March 23rd was a day full of strong dynamics but limited moisture/instability. My plan was to head to the I-35 corridor south of Wichita and play where the best moisture/instability intersected the dryline. We caught a nice supercell, albeit high based near Kingman, KS which was severe, produced tons of hail and had a respectable wall cloud. However, the best storm of the day would form south of Enid, Ok and move into the Arkansas City, Kansas area by late afternoon and produce two fairly weak tornadoes. The structure of the storm was by far better than I had anticipated. Later, we dropped into the Oklahoma City area to play the tail end storms for lightning. We weren’t disappointed.

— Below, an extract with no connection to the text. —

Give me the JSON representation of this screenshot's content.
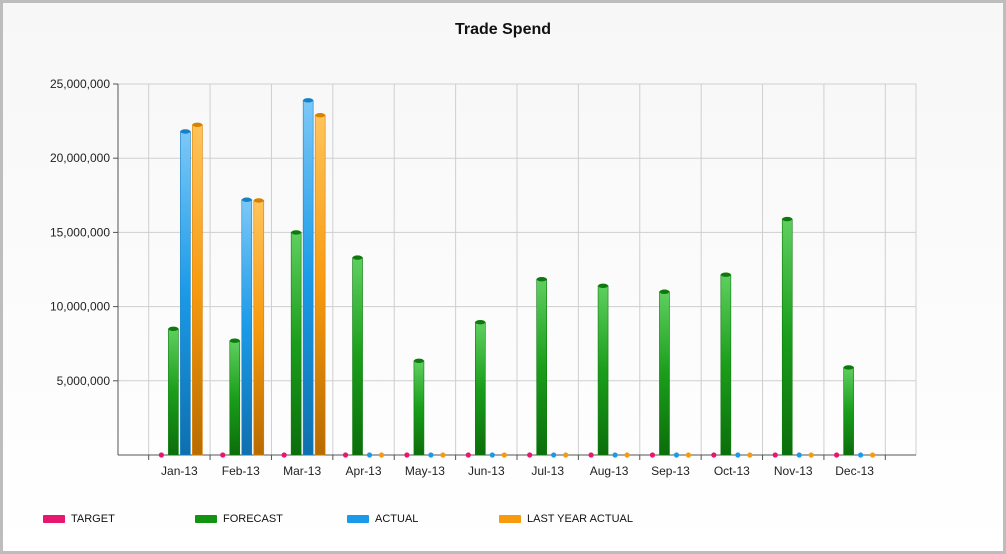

June 9 had that feel to it. Everything was coming into place for a significant tornado outbreak. A triple point was situated over northwest Kansas, slowly drifting east. Very unstable, moist air was streaming in from the south, and with an approaching short wave trough, it was only a matter of time before rapid severe thunderstorm development would occur. I sat north of I-70, southwest of Hill City and watched the storm of the year develop from a small cumulus tower and become a prolific tornado producing monster.
What an interesting day this turned out to be. We started in Gillette, WY, blasted to Ekalaka, MT and sat north of town and waited, and waited and waited 🙂 Finally a high based little LP updraft developed, as usual, and was severe warned. The interesting thing with this is it was feeding on 72/56 air. It moved north and weakened. Then another storm RAPIDLY developed and intensified, southwest of town. This storm became a BEAUTIFUL striated stack of plates supercell, and quickly developed a nice wall cloud. Condensation streamed in from the northeast and soon a lowering was observed almost to the ground. Rotation developed and a funnel formed AWAY from the wall cloud. It extended a third of the way to the ground and dissipated.

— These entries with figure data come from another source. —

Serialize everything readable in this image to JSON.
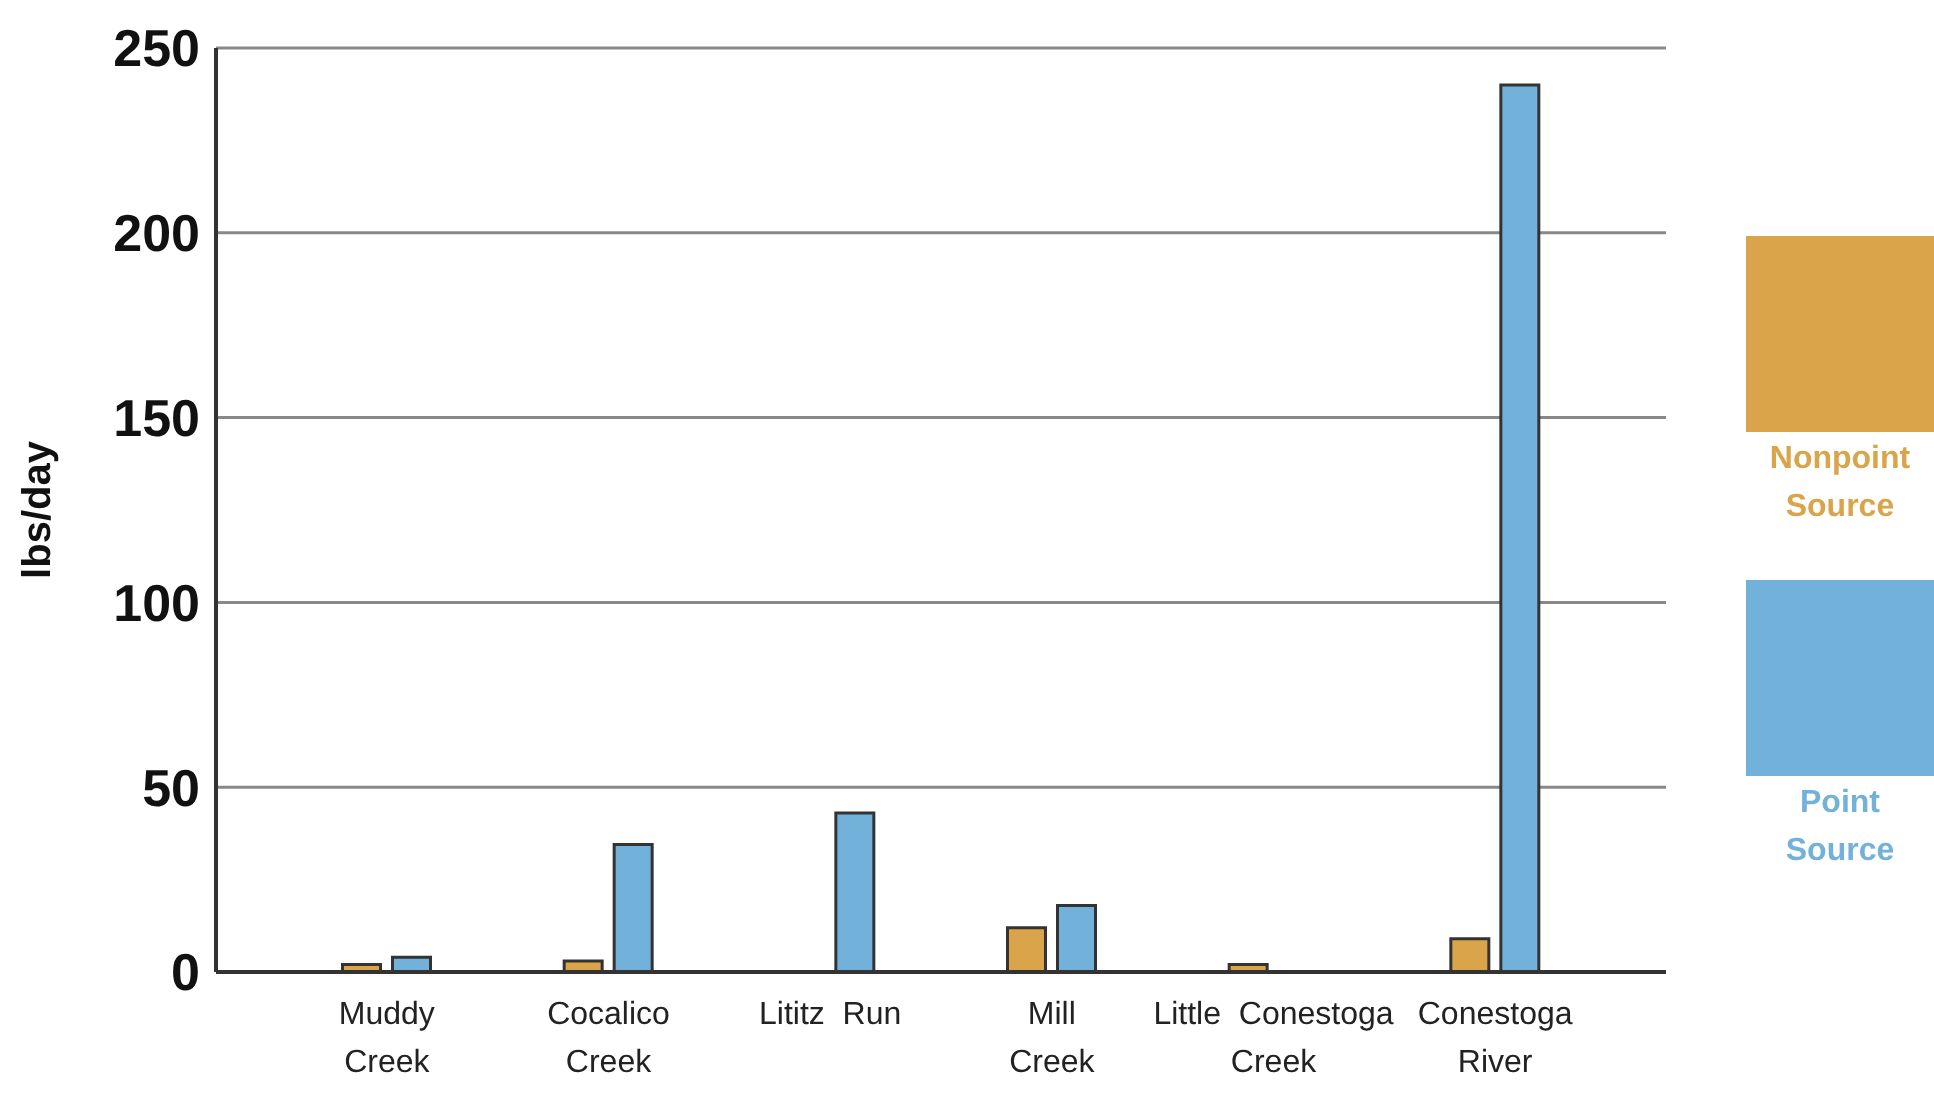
{
  "chart_data": {
    "type": "bar",
    "ylabel": "lbs/day",
    "categories": [
      "Muddy\nCreek",
      "Cocalico\nCreek",
      "Lititz  Run",
      "Mill\nCreek",
      "Little  Conestoga\nCreek",
      "Conestoga\nRiver"
    ],
    "series": [
      {
        "name": "Nonpoint\nSource",
        "color": "#d9a44a",
        "values": [
          2,
          3,
          0,
          12,
          2,
          9
        ]
      },
      {
        "name": "Point\nSource",
        "color": "#72b1d9",
        "values": [
          4,
          34.5,
          43,
          18,
          0,
          240
        ]
      }
    ],
    "ylim": [
      0,
      250
    ],
    "yticks": [
      0,
      50,
      100,
      150,
      200,
      250
    ],
    "grid": "y",
    "legend": "right"
  }
}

Then a second funnel formed without being connected to the base, then developed a debris cloud and connected to the base!! Bizarre tornado! It stayed on the ground maybe 2 minutes and dissipated too. A third funnel formed and became a gorgeous elephant trunk tornado with INTENSE rotation and cascading motion in the cloud base. This also lasted 2-3 minutes. It also was rotating around the outer edge of the meso. A fourth funnel formed, a truncated cone, and became tornadic too with a debris cloud. This one lasted at least 5-6 minutes before dissipating. Eventually the lowering wrapped in rain, and then the rain curtains parted revealing a long slender funnel halfway to the ground!! What a surprise! I was NOT expecting this type of a supercell today at all!!

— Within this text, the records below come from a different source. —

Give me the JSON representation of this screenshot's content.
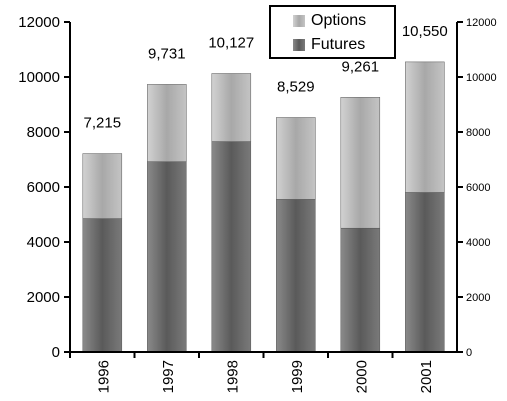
{
  "chart_data": {
    "type": "bar",
    "stacked": true,
    "categories": [
      "1996",
      "1997",
      "1998",
      "1999",
      "2000",
      "2001"
    ],
    "series": [
      {
        "name": "Futures",
        "values": [
          4850,
          6920,
          7650,
          5550,
          4500,
          5800
        ],
        "color": "#6b6b6b"
      },
      {
        "name": "Options",
        "values": [
          2365,
          2811,
          2477,
          2979,
          4761,
          4750
        ],
        "color": "#b8b8b8"
      }
    ],
    "totals": [
      7215,
      9731,
      10127,
      8529,
      9261,
      10550
    ],
    "total_labels": [
      "7,215",
      "9,731",
      "10,127",
      "8,529",
      "9,261",
      "10,550"
    ],
    "ylim": [
      0,
      12000
    ],
    "yticks": [
      "0",
      "2000",
      "4000",
      "6000",
      "8000",
      "10000",
      "12000"
    ],
    "legend_position": "top-right",
    "grid": false
  }
}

This was a tough one for me. We left Denver early this AM with a target of Dickenson, ND. After almost 800 miles, we arrived to see 3 high based storms get their act together. Strong moisture return ahead of a short wave trough would provide lift to get these storms going. In spite of only upper 50s dewpoints, these 3 storms turned into supercells, with the southern storm, near Max, ND our target. We arrived as the storm was a beautiful saucer base with clear slot. A couple of funnels formed and extended close to the ground. Close enough I would consider this tornadic.